Well I don't have the opening explorer unlocked that far. Why don't you look at the games that reach that position if you're interested in diagnosing the problem?

JSLigon

Good suggestion! For some reason I didn't think to do that. Four games came up in the results:

Geller - Korobov 2003

Fedorchuk - Delorme 2004

Fedorchuk - Maiorov 2004

Swiercz - Yandemirov 2014

All four games feature white absurdly hanging the bishop on b5. Somebody must have entered in the game scores incorrectly.

 
 
 
Martin_Stahl
JSLigon wrote:

I'll post the problematic move sequence below, for reference. There is no justification for the position after 5. Bb5 being included in the database. No game between competent players would reach that position. Once that position gets into the database, I can easily understand how 5... Nc6 shows up as by far the most common reply, since it leads to a standard position in the Ruy Lopez. But regardless of move sequence, there is no way two competent players would reach the position after 5. Bb5, which can only be reached if white makes an obvious blunder.
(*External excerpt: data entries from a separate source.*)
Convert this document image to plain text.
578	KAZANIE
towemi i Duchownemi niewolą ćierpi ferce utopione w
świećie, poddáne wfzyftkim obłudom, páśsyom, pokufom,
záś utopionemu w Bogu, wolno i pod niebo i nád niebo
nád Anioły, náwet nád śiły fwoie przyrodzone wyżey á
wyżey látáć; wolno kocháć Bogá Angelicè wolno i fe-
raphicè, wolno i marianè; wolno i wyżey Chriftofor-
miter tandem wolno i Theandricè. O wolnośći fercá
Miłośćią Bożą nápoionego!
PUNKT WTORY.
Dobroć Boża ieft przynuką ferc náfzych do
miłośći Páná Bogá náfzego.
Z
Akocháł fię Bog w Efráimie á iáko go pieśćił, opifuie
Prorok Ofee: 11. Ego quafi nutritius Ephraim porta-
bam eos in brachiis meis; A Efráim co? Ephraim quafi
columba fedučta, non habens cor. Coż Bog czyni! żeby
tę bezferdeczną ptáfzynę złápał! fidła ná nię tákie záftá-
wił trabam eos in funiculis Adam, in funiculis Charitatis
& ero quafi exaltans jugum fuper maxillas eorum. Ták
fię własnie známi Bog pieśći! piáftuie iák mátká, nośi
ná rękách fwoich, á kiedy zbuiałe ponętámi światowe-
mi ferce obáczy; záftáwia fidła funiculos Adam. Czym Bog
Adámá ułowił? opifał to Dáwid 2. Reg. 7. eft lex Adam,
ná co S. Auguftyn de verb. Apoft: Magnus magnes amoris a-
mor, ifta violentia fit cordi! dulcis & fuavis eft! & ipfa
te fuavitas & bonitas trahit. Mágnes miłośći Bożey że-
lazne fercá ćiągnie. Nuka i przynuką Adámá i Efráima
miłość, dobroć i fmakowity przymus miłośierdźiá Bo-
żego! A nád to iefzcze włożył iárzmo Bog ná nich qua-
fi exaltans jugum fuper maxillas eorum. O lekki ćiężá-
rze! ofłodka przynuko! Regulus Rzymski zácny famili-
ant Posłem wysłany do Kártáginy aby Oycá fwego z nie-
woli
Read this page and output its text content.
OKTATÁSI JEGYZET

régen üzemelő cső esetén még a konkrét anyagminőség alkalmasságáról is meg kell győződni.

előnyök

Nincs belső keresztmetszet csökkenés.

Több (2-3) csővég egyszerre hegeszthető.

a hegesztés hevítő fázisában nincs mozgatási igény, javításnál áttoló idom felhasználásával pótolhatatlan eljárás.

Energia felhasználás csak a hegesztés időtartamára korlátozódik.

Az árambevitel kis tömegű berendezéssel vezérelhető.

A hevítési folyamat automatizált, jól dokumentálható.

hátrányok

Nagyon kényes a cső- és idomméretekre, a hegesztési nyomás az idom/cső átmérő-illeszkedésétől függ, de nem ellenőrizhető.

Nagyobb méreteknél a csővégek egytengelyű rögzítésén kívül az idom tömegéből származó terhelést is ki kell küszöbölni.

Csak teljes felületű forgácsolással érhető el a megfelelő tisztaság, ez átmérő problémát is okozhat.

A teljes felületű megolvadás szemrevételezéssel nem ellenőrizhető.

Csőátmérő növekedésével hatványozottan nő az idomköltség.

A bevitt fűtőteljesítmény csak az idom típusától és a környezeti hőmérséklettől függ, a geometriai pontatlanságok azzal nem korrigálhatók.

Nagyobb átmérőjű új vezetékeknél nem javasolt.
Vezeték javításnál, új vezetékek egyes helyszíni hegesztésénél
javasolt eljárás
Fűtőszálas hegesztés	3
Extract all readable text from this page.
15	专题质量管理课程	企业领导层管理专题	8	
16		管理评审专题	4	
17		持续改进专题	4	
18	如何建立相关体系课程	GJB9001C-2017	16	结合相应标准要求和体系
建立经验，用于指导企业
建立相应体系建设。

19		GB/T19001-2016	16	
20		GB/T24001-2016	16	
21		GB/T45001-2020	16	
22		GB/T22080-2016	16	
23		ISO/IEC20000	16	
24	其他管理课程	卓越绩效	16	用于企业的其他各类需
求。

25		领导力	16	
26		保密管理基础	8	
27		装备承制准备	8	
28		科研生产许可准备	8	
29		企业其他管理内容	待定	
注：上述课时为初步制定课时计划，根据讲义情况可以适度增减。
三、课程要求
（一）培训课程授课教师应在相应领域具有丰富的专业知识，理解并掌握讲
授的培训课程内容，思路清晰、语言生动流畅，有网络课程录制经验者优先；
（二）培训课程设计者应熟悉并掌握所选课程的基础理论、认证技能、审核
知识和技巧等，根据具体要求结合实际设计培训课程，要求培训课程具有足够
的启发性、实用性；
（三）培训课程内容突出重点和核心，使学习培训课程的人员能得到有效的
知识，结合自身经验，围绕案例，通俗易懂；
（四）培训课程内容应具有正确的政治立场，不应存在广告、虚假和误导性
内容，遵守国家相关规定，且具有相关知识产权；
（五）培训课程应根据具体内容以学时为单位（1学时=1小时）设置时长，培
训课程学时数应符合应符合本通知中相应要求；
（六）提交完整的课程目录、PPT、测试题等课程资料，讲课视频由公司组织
Either there was a transcription error when entering games into the database, or some kind of flaw in the design of the database itself.

 

In this particular line, it does look like the database may have some consistency issues.  Someone would need to look up the 4 games that have the Bb5 move to see if the games are actually incorrect or what.

 

https://www.chess.com/games/search?f=181341037

 

It is unfortunate, but databases with millions of games will have errors and the Explorer functions are just displaying the games as they are in the DB.

 

I would imagine at least 1% of the games in the database have some kind of move/notation error and often those come from the site that originally posted the scores. I run into similar issues adding games to my databases. Some I can fix easily, some I can't.

chesster3145

I got bumped! Lol.

chesster3145

I wonder if there are any other inconsistencies.

macer75
chesster3145 wrote:

I got bumped! Lol.

Did the person who bumped you apologize?

chesster3145

Interestingly, in the Canal-Sokolsky with 3... Bd7, someone searched up 4. Ba6?? and 4. Bc4 Bh3?? on database.chessbase.com. Is there a Rut Lopez expert on the loose?

JSLigon

Here's the search:

https://www.chess.com/games/search?f=68496317

 

Links to the games:

https://www.chess.com/games/view/13350089

https://www.chess.com/games/view/1266353

https://www.chess.com/games/view/4120720

https://www.chess.com/games/view/1203642

 

Read the comments on the second and third of the linked games. A few people had a look at these games and noticed the problem.

fieldsofforce

Martin_Stahl wrote:   I run into similar issues adding games to my databases. Some I can fix easily, some I can't.

The best check is the computer's opening  tree automatic check. 

chesster3145

And 4. Bxd7+ Kxd7!?!? was played once. Maybe a Kholmov impersonator?

Martin_Stahl

Here is Fedorchuk vs Maiorov from a different DB:

 

xman720

My copy of stockfish relies too much on its opening book:

dpnorman

ChessBase solves this problem by telling you how many games arrive at a position via the move order you played, and also how many transpositions

ModestAndPolite

You can waste your whole life lamenting about things that are not as they "ought" to be.